You need to find out the first url to which the website gets redirected to (in my case it was wp54trk dot com)
Then you need to delete the particular website string from “content_for_header” in theme.liquid file
I am experiencing the same problem. However, I don’t see the wp54trk dot com string under the “content_for_header” section in theme.liquid file. Any help please?
Check all your installed apps, including ones you might have deactivated but not fully uninstalled. Sometimes sketchy apps inject code that stays active even after you think you’ve removed them. Go through every single app and uninstall anything you’re not actively using or anything that looks suspicious. After uninstalling, check if the redirect stops.

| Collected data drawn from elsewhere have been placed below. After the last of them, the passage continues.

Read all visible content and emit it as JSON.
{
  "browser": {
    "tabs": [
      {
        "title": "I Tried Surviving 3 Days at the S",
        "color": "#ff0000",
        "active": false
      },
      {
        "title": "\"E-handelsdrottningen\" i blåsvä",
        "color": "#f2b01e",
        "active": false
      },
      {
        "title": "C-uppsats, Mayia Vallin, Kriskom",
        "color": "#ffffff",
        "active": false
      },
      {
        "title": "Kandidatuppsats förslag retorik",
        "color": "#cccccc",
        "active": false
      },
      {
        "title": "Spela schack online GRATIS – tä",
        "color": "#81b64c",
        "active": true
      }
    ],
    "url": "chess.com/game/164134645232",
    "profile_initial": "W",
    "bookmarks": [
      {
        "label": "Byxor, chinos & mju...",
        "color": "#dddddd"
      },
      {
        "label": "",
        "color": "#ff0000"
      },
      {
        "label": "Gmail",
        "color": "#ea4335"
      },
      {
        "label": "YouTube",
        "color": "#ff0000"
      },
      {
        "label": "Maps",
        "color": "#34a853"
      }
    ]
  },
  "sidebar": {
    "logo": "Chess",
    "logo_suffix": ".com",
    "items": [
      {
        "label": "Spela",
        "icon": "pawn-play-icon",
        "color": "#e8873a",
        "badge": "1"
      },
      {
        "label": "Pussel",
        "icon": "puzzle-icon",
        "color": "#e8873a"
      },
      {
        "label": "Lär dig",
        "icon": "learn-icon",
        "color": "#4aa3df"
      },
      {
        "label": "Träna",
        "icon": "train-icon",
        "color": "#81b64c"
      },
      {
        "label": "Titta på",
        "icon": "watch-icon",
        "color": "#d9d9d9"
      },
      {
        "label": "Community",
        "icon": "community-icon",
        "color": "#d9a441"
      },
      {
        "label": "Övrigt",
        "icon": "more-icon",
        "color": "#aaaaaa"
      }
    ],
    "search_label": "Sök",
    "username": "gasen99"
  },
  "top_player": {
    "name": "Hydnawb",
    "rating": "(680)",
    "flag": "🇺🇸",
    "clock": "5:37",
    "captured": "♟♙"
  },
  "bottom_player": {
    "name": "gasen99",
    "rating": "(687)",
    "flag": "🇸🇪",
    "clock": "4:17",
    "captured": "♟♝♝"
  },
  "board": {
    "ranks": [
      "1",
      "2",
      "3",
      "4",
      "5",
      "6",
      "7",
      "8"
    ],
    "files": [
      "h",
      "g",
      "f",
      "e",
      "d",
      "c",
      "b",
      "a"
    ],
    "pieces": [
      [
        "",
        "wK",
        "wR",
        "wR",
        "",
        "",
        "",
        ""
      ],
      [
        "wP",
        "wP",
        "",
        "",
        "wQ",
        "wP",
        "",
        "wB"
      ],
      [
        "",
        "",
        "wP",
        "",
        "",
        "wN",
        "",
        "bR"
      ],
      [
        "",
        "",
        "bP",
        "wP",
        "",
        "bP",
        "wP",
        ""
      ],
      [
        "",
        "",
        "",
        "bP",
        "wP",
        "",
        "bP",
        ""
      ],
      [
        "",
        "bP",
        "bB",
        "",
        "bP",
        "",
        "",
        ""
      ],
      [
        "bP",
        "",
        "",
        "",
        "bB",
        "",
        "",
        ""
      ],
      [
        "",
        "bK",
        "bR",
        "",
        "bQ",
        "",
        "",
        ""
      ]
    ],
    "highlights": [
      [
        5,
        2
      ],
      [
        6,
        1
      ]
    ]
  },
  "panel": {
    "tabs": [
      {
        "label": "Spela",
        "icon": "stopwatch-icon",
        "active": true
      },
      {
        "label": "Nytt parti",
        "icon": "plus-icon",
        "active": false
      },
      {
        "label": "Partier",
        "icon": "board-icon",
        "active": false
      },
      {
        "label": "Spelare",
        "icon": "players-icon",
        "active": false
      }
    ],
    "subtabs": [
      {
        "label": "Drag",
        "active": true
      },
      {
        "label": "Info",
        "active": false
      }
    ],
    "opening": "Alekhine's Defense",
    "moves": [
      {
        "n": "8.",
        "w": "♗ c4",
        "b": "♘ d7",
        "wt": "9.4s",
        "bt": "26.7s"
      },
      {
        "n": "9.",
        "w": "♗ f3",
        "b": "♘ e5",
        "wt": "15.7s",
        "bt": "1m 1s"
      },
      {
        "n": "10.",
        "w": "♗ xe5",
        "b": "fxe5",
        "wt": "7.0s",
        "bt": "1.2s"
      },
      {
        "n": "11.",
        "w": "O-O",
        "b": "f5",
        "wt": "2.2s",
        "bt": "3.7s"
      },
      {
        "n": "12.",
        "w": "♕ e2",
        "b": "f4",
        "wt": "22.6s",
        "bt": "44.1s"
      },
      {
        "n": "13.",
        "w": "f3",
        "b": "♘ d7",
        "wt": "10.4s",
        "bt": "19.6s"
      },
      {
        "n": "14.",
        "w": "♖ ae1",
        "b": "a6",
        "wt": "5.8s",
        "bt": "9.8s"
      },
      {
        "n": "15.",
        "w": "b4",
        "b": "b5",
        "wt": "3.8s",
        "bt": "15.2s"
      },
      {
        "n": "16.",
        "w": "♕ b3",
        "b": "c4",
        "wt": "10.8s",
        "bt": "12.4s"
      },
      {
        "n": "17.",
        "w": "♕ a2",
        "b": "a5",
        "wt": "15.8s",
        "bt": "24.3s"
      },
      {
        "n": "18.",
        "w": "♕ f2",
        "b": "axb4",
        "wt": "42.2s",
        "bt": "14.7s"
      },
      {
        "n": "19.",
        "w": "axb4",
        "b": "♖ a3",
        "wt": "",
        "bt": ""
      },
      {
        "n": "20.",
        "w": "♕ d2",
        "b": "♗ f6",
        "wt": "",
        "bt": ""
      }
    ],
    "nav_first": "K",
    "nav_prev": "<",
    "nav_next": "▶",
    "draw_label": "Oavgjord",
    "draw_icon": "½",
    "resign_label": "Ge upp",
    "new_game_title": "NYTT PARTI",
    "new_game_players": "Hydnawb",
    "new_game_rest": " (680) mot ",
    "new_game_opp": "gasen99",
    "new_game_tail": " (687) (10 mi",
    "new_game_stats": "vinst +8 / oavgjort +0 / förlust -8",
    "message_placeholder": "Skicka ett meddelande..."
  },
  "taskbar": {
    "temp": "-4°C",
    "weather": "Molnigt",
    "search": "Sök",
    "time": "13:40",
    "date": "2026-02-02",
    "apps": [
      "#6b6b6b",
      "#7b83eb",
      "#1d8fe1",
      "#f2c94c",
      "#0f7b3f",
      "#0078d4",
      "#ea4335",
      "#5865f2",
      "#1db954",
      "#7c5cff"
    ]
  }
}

Look at your theme’s asset files, especially JavaScript files. Malicious redirects are often buried in minified JS files where they’re hard to spot visually. You might see something that looks like gibberish or base64 encoded strings. If you find anything suspicious in your JS files, that’s likely your culprit.
Another thing - check Google Search Console to see if Google has flagged your site for malware or suspicious activity. If they have, that confirms the issue and might give you more details about what they’re detecting.
Since this only happens on mobile and is intermittent, it could also be related to a specific ad network or tracking script that loads differently on mobile devices. If you’re using any third-party tracking pixels, analytics tools, or advertising scripts, try temporarily removing them one by one to see if the redirect stops.
In the meantime, I’d strongly recommend changing all your passwords - Shopify admin, email, any connected accounts - just in case someone got unauthorized access to your store. Also enable two-factor authentication if you haven’t already.